If the first coat covered well, nothing showing through, then perhaps skip the cut-in.
But if it covered that well, then maybe the second coat isn’t needed.
Since a second coat is desired or needed, yes, cut in again as well.
Sure would hate to discover a second layer was needed after the paint dries.
Do you have to cut in twice?
A cut in line of about three inches is typically enough, but you can make it even wider if you want. All you have to do is brush some paint below your first cut in line to make it deeper. Cut, roll, cut, roll. Don’t cut in twice and then roll.
Do you let cut in dry before rolling?
Cut in the corners before you roll paint on the main surfaces. Use a 2- or 3-inch brush for paints. You can cut-in around the trim either before or after rolling. Because the drying time of flat and eggshell latex paint is so short, you can cut-in an entire room before filling in the walls.

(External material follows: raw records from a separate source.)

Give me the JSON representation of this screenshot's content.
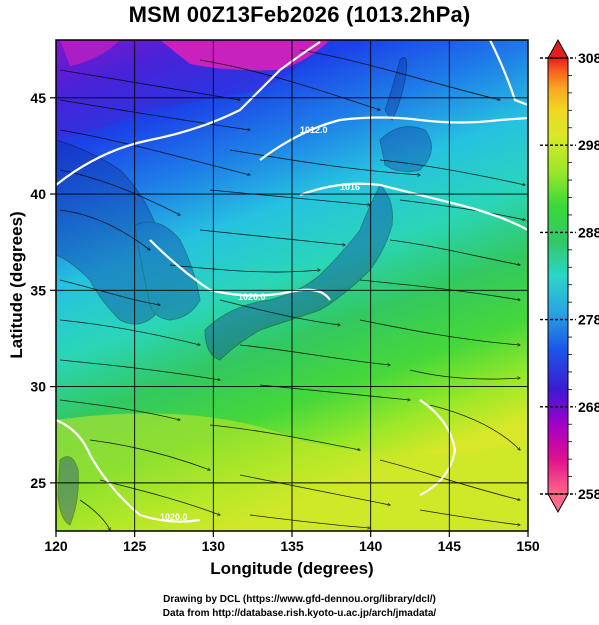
{
  "title": "MSM 00Z13Feb2026 (1013.2hPa)",
  "map": {
    "lon_range": [
      120,
      150
    ],
    "lat_range": [
      22.5,
      48
    ],
    "x_ticks": [
      "120",
      "125",
      "130",
      "135",
      "140",
      "145",
      "150"
    ],
    "y_ticks": [
      "25",
      "30",
      "35",
      "40",
      "45"
    ],
    "xlabel": "Longitude (degrees)",
    "ylabel": "Latitude  (degrees)",
    "field": "temperature (K) shaded, streamlines, sea level pressure contours",
    "contours": [
      {
        "label": "1012.0"
      },
      {
        "label": "1016"
      },
      {
        "label": "1020.0"
      },
      {
        "label": "1020.0"
      }
    ]
  },
  "colorbar": {
    "min": 258,
    "max": 308,
    "labels": [
      "308",
      "298",
      "288",
      "278",
      "268",
      "258"
    ],
    "colors": [
      "#ff6a8a",
      "#e0108c",
      "#a000c8",
      "#3c1ad2",
      "#1c55e8",
      "#2aa6e0",
      "#2ad6c8",
      "#32c864",
      "#3ad83a",
      "#9ae828",
      "#d8e828",
      "#f0d820",
      "#f8a820",
      "#f86020",
      "#e02020"
    ]
  },
  "credits": {
    "line1": "Drawing by DCL (https://www.gfd-dennou.org/library/dcl/)",
    "line2": "Data from http://database.rish.kyoto-u.ac.jp/arch/jmadata/"
  }
}
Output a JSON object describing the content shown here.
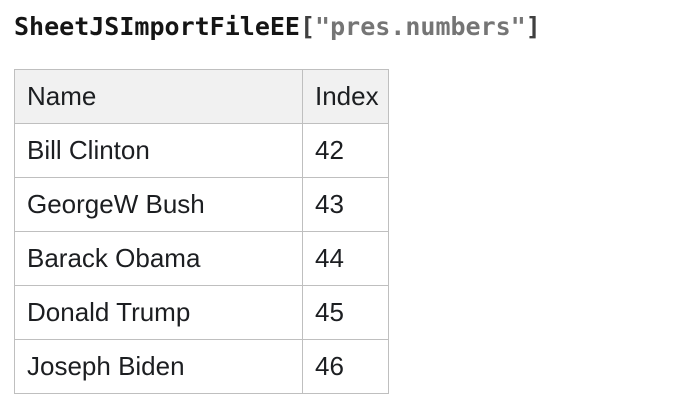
{
  "heading": {
    "object_name": "SheetJSImportFileEE",
    "open_bracket": "[",
    "sheet_name": "\"pres.numbers\"",
    "close_bracket": "]",
    "text_color": "#151515",
    "bracket_color": "#404040",
    "string_color": "#757575"
  },
  "table": {
    "border_color": "#bfbfbf",
    "header_bg": "#f1f1f1",
    "columns": [
      {
        "label": "Name"
      },
      {
        "label": "Index"
      }
    ],
    "rows": [
      {
        "name": "Bill Clinton",
        "index": "42"
      },
      {
        "name": "GeorgeW Bush",
        "index": "43"
      },
      {
        "name": "Barack Obama",
        "index": "44"
      },
      {
        "name": "Donald Trump",
        "index": "45"
      },
      {
        "name": "Joseph Biden",
        "index": "46"
      }
    ]
  }
}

How do I apply a second coat of paint?
You’ll need to give the first coat ample time to cure before adding the second. How long you’ll need to wait depends on the type of paint you use: Usually, you can apply a second coat of latex (water-based) paint two to four hours after the first. With oil-based paints, it’s best to wait a full 24 hours between coats.
Do I really need to wait 4 hours between coats of paint?
Exterior vs Interior Paint Dry Times
Whether you’re painting walls or trim, waiting 2-4 hours is normal between coats of paint. For a quicker drying solution, try applying a fast drying latex with a paint sprayer in a well ventilated area. You’ll get fast professional results.
What brush is best for cutting in?
Best paint brush overall: Presa Premium 5-Piece Paint Brush Set. Best paint brush for cutting: Wooster Shortcut 2-inch Angle Sash Brush. Best paint brush for edging: Shur-Line 500 Premium Paint Edger. Best natural hair paint brush: Purdy White Bristle Sprig 3-inch Flat Sash Brush.
Does second coat use less paint?
The second coat of paint goes on quickly and costs very little. The first coat goes on thicker and slower. The second coat of paint serves as a second skin or protector of the first coat, adding life to your paint job. You can expect some surfaces to last twice as long with a second coat!